Mr. Ridenour alleged Mr. Xu asked for an additional $10 million after the coke shipment didn’t arrive at the docks.
John Carey, a lawyer with Eastman & Smith Ltd. who is working for Heidtman, said the arbitration award has been ignored but there are legal options in China.
“We have a two-year window to do something with it in China,” Mr. Carey said. “We have had a Chinese lawyer in Beijing for about a year trying to help us. ... We have been told by everybody and their aunt that you can go through the Chinese judicial process if you want to; it will take a really long time; it will be really expensive, and really there is no certainty for outcome.”
Derek Scissors, an expert on China and an Asian scholar at the Heritage Foundation in Washington, said he was not surprised to hear about Heidtman’s troubles with the Chinese company.
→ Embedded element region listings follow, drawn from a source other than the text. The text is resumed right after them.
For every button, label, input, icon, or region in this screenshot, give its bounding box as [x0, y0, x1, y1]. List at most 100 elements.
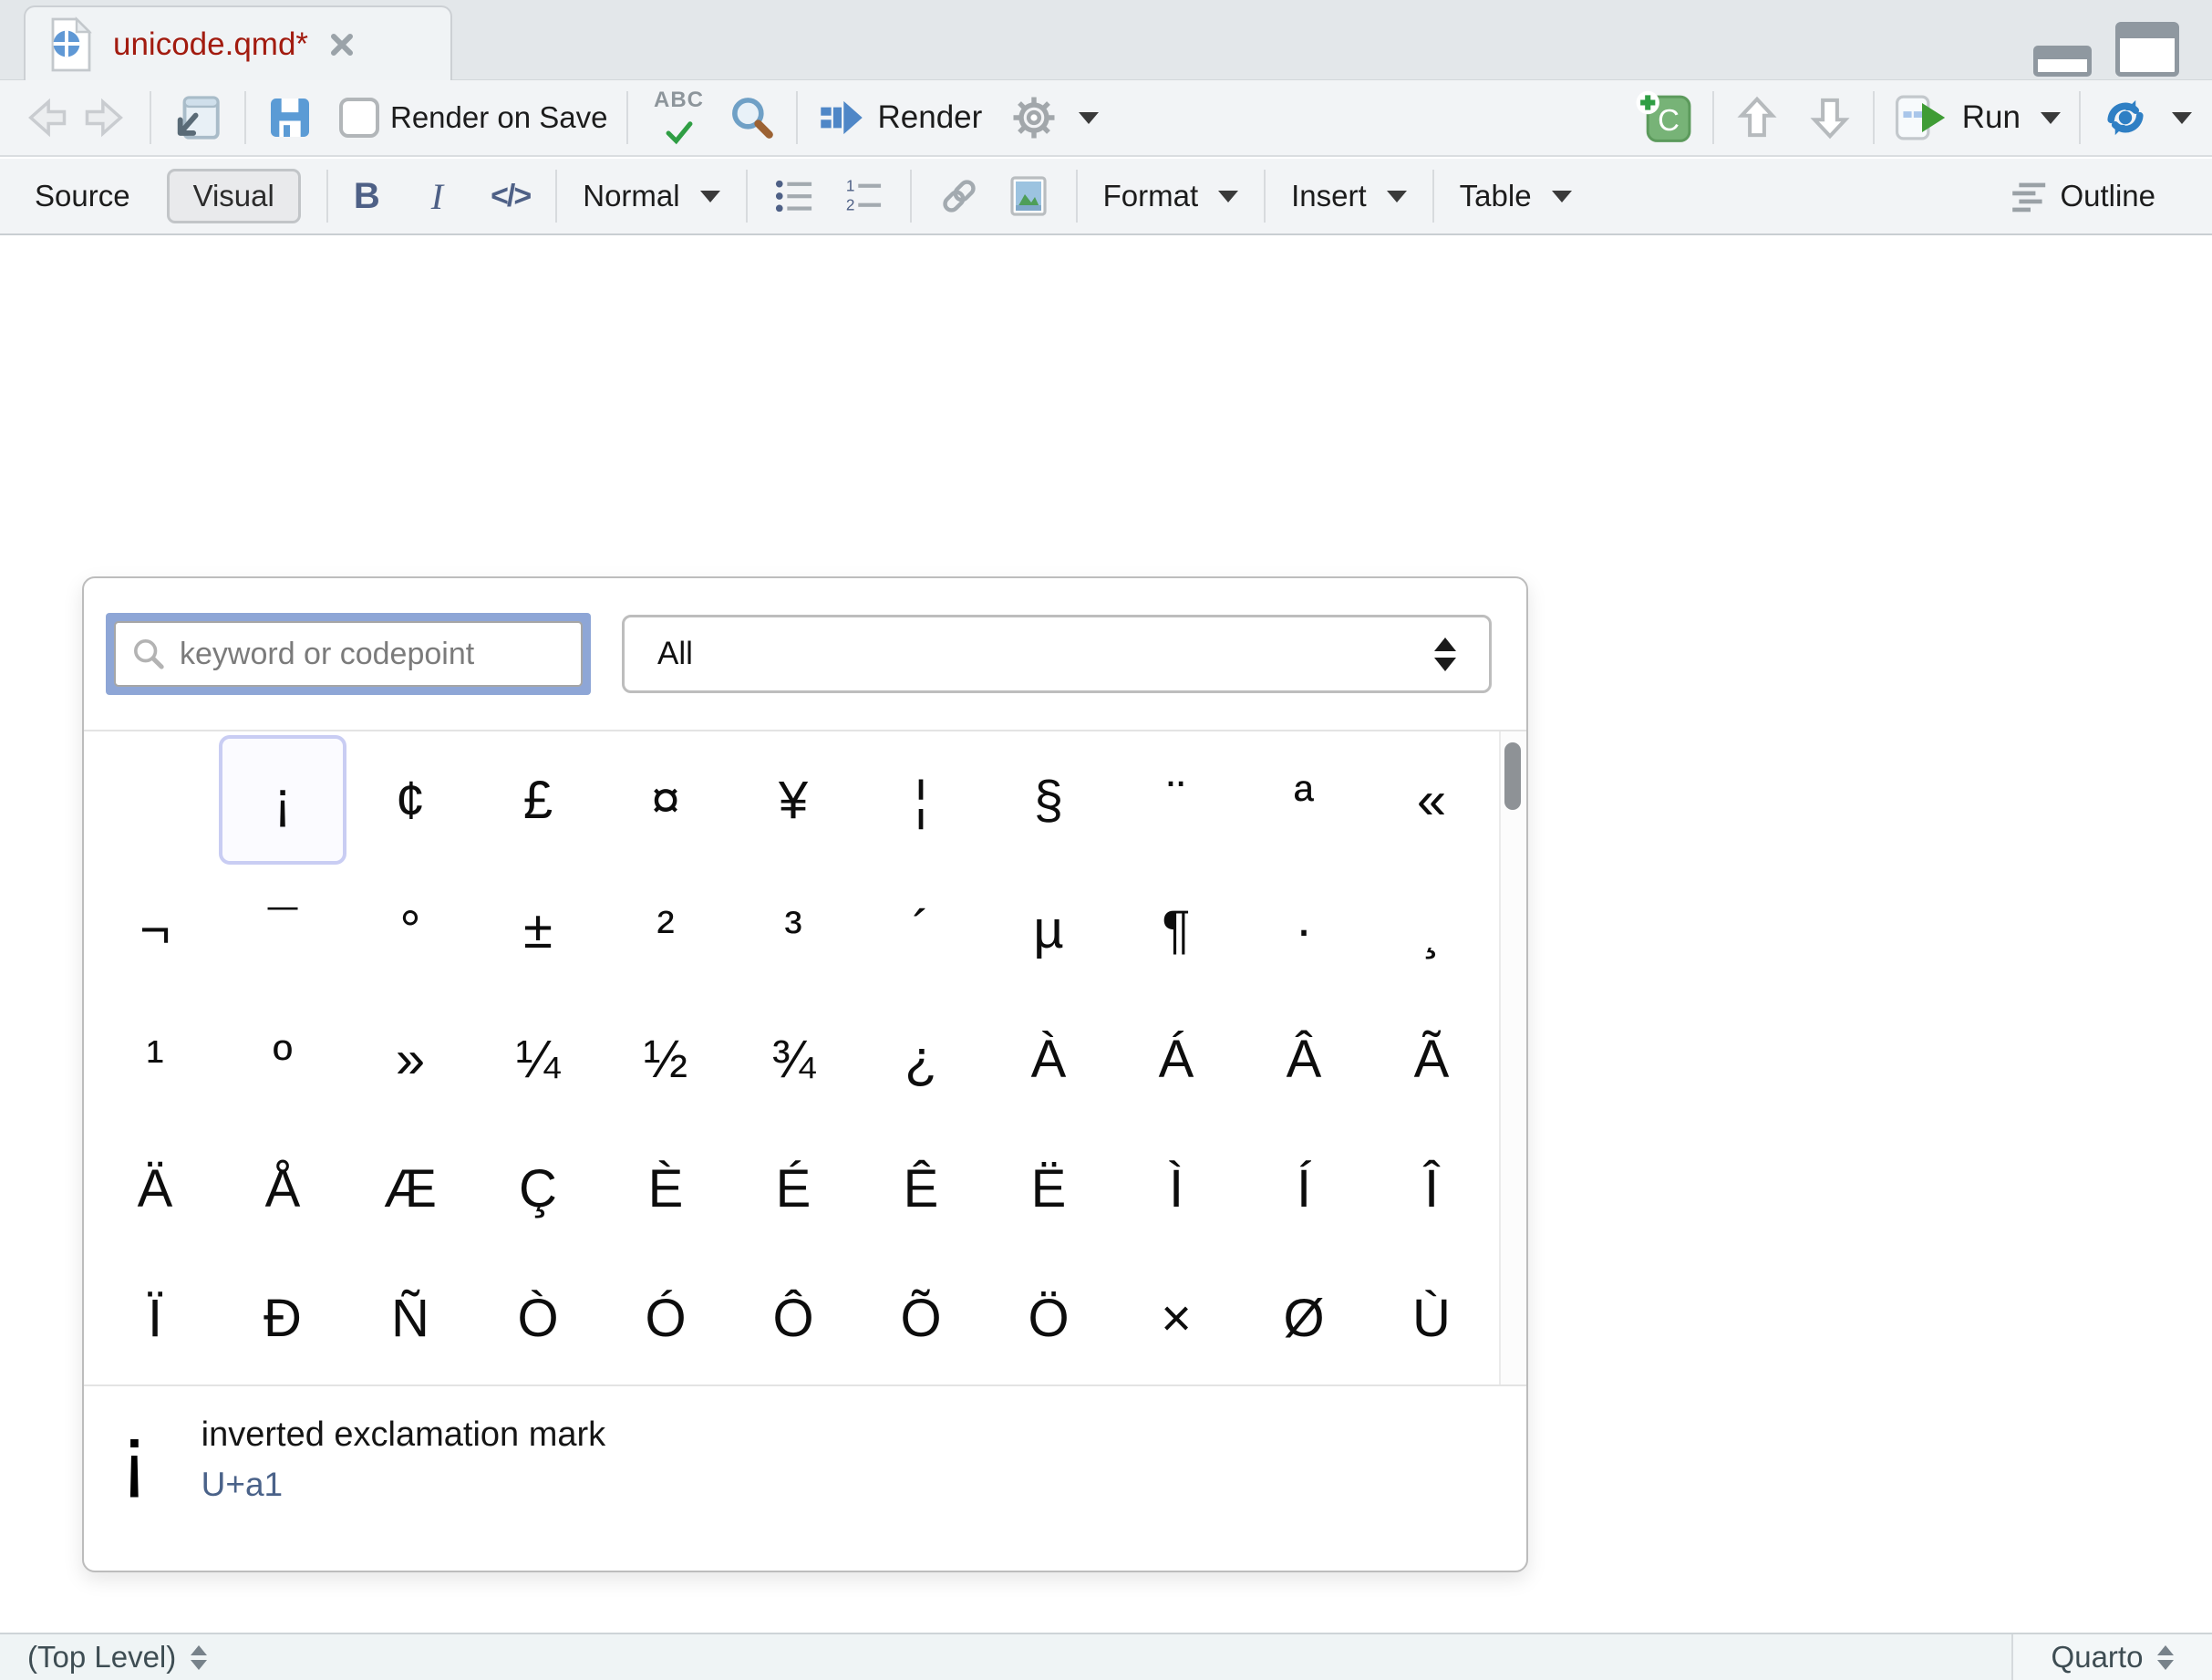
- minimize-pane-icon[interactable]: [2033, 46, 2092, 77]
- italic-button[interactable]: I: [431, 175, 443, 218]
- mode-arrows-icon: [2157, 1645, 2174, 1670]
- render-on-save-checkbox[interactable]: Render on Save: [339, 98, 608, 138]
- char-cell[interactable]: ¾: [729, 994, 857, 1124]
- char-cell[interactable]: È: [602, 1124, 729, 1253]
- open-in-new-window-icon[interactable]: [170, 91, 226, 144]
- forward-icon[interactable]: [78, 94, 131, 141]
- char-cell[interactable]: Â: [1240, 994, 1368, 1124]
- char-cell[interactable]: ¯: [219, 865, 346, 994]
- language-mode-selector[interactable]: Quarto: [2011, 1634, 2212, 1680]
- char-cell[interactable]: Ä: [91, 1124, 219, 1253]
- char-cell[interactable]: Ñ: [346, 1253, 474, 1383]
- insert-menu[interactable]: Insert: [1291, 179, 1407, 213]
- char-cell[interactable]: [91, 735, 219, 865]
- save-icon[interactable]: [264, 92, 315, 143]
- char-cell[interactable]: ¬: [91, 865, 219, 994]
- char-cell[interactable]: ¶: [1112, 865, 1240, 994]
- char-cell[interactable]: ´: [857, 865, 985, 994]
- char-cell[interactable]: À: [985, 994, 1112, 1124]
- numbered-list-icon[interactable]: 1 2: [842, 177, 884, 215]
- char-cell[interactable]: Å: [219, 1124, 346, 1253]
- char-cell[interactable]: ¨: [1112, 735, 1240, 865]
- back-icon[interactable]: [20, 94, 73, 141]
- char-cell[interactable]: Î: [1368, 1124, 1495, 1253]
- char-cell[interactable]: ¢: [346, 735, 474, 865]
- grid-scrollbar-thumb[interactable]: [1504, 742, 1521, 810]
- char-cell[interactable]: ¿: [857, 994, 985, 1124]
- char-cell[interactable]: ×: [1112, 1253, 1240, 1383]
- image-icon[interactable]: [1007, 174, 1050, 218]
- paragraph-style-dropdown[interactable]: Normal: [583, 179, 719, 213]
- char-cell[interactable]: ¸: [1368, 865, 1495, 994]
- scope-arrows-icon: [191, 1645, 207, 1670]
- char-cell[interactable]: Ö: [985, 1253, 1112, 1383]
- char-cell[interactable]: É: [729, 1124, 857, 1253]
- char-cell[interactable]: ²: [602, 865, 729, 994]
- char-cell[interactable]: ¼: [474, 994, 602, 1124]
- scope-selector[interactable]: (Top Level): [0, 1640, 207, 1675]
- tab-unicode-qmd[interactable]: unicode.qmd*: [24, 5, 452, 81]
- char-cell[interactable]: §: [985, 735, 1112, 865]
- checkbox[interactable]: [339, 98, 379, 138]
- up-arrow-icon[interactable]: [1732, 91, 1782, 144]
- char-cell[interactable]: ª: [1240, 735, 1368, 865]
- char-cell[interactable]: Ó: [602, 1253, 729, 1383]
- char-cell[interactable]: ¡: [219, 735, 346, 865]
- char-cell[interactable]: Á: [1112, 994, 1240, 1124]
- editor-surface[interactable]: keyword or codepoint All ¡¢£¤¥¦§¨ª«¬¯°±²…: [0, 237, 2212, 1631]
- char-cell[interactable]: Ê: [857, 1124, 985, 1253]
- rerun-icon[interactable]: [2099, 93, 2192, 142]
- char-cell[interactable]: Ë: [985, 1124, 1112, 1253]
- char-cell[interactable]: Ò: [474, 1253, 602, 1383]
- char-cell[interactable]: Ì: [1112, 1124, 1240, 1253]
- char-cell[interactable]: Ô: [729, 1253, 857, 1383]
- table-menu[interactable]: Table: [1460, 179, 1572, 213]
- char-cell[interactable]: ¦: [857, 735, 985, 865]
- grid-scrollbar[interactable]: [1499, 731, 1526, 1384]
- visual-mode-button[interactable]: Visual: [167, 169, 301, 223]
- char-cell[interactable]: Ã: [1368, 994, 1495, 1124]
- char-cell[interactable]: ³: [729, 865, 857, 994]
- bold-button[interactable]: B: [354, 176, 380, 217]
- char-cell[interactable]: Í: [1240, 1124, 1368, 1253]
- char-cell[interactable]: Ï: [91, 1253, 219, 1383]
- find-replace-icon[interactable]: [727, 92, 778, 143]
- char-cell[interactable]: Ð: [219, 1253, 346, 1383]
- char-cell[interactable]: »: [346, 994, 474, 1124]
- char-cell[interactable]: °: [346, 865, 474, 994]
- outline-toggle[interactable]: Outline: [2012, 179, 2155, 213]
- char-cell[interactable]: «: [1368, 735, 1495, 865]
- spellcheck-icon[interactable]: ABC: [646, 90, 712, 145]
- source-mode-button[interactable]: Source: [20, 179, 145, 213]
- insert-chunk-icon[interactable]: C: [1634, 89, 1694, 146]
- format-menu[interactable]: Format: [1103, 179, 1239, 213]
- char-cell[interactable]: ±: [474, 865, 602, 994]
- char-cell[interactable]: ·: [1240, 865, 1368, 994]
- char-cell[interactable]: º: [219, 994, 346, 1124]
- char-cell[interactable]: £: [474, 735, 602, 865]
- char-cell[interactable]: µ: [985, 865, 1112, 994]
- svg-text:C: C: [1658, 103, 1680, 137]
- char-cell[interactable]: Ø: [1240, 1253, 1368, 1383]
- tab-close-icon[interactable]: [328, 31, 356, 58]
- char-row: ¡¢£¤¥¦§¨ª«: [91, 735, 1495, 865]
- category-select[interactable]: All: [622, 615, 1492, 693]
- search-icon: [130, 636, 167, 672]
- render-options-gear-icon[interactable]: [1009, 93, 1099, 142]
- run-button[interactable]: Run: [1893, 92, 2061, 143]
- char-cell[interactable]: ¤: [602, 735, 729, 865]
- char-cell[interactable]: Æ: [346, 1124, 474, 1253]
- render-button[interactable]: Render: [816, 95, 983, 140]
- down-arrow-icon[interactable]: [1805, 91, 1855, 144]
- bullet-list-icon[interactable]: [773, 177, 815, 215]
- char-cell[interactable]: ¥: [729, 735, 857, 865]
- maximize-pane-icon[interactable]: [2115, 22, 2179, 77]
- search-input[interactable]: keyword or codepoint: [106, 613, 591, 695]
- char-cell[interactable]: Ç: [474, 1124, 602, 1253]
- char-cell[interactable]: Ù: [1368, 1253, 1495, 1383]
- code-button[interactable]: </>: [491, 179, 530, 214]
- char-cell[interactable]: Õ: [857, 1253, 985, 1383]
- link-icon[interactable]: [937, 174, 981, 218]
- char-cell[interactable]: ¹: [91, 994, 219, 1124]
- char-cell[interactable]: ½: [602, 994, 729, 1124]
He said American companies should first check out businesses in China before proceeding because recovering money in a legal dispute is very difficult.
“No certainty for an outcome is an understatement,” Mr. Scissors said. “The fundamental problem for the U.S. is that it wants to encourage private Chinese companies, but private does not mean ethical or well run. ... It could be owned by thieves and all of these companies have the shelter that they are not going to be forced to pay unless they have other overseas exposure.”
Mr. Scissors said American companies in similar disputes will not get a judgment on any basis of law. “There is no rule of law in China,” he said. “Decisions are made on a political basis and the top one is keeping people employed, so if the Chinese company says it would have to lay off workers to pay this order, then forget it, you are not going to get squat.”
Mr. Ridenour admits Heidtman should have used an international letter of credit rather than paying up front for the coke.
“This was our first foray into China and maybe our last,” he said. “It’s a story about the perils of doing business in China without having your behind protected.”
Heidtman and its law firm have asked for help from U.S. Sen. Rob Portman (R., Ohio), U.S. Rep. Marcy Kaptur (D., Toledo), the U.S. Department of State, the U.S. Department of Commerce, the American Embassy in Beijing, and the International Chamber of Commerce.
Miss Kaptur said she is trying to “get justice” for Heidtman by going through official channels.
“I am seeking a personal meeting with the ambassador from China to the United States and we have asked for that meeting and we are waiting for a reply,” she said. “We are operating with a country that does not have reciprocal trade practices. They do not have a rule of law and they do not abide by the normal practice of global trade.”
She said Heidtman’s situation is a cautionary tale.
“This is indicative of many American companies doing business in China,” Miss Kaptur said.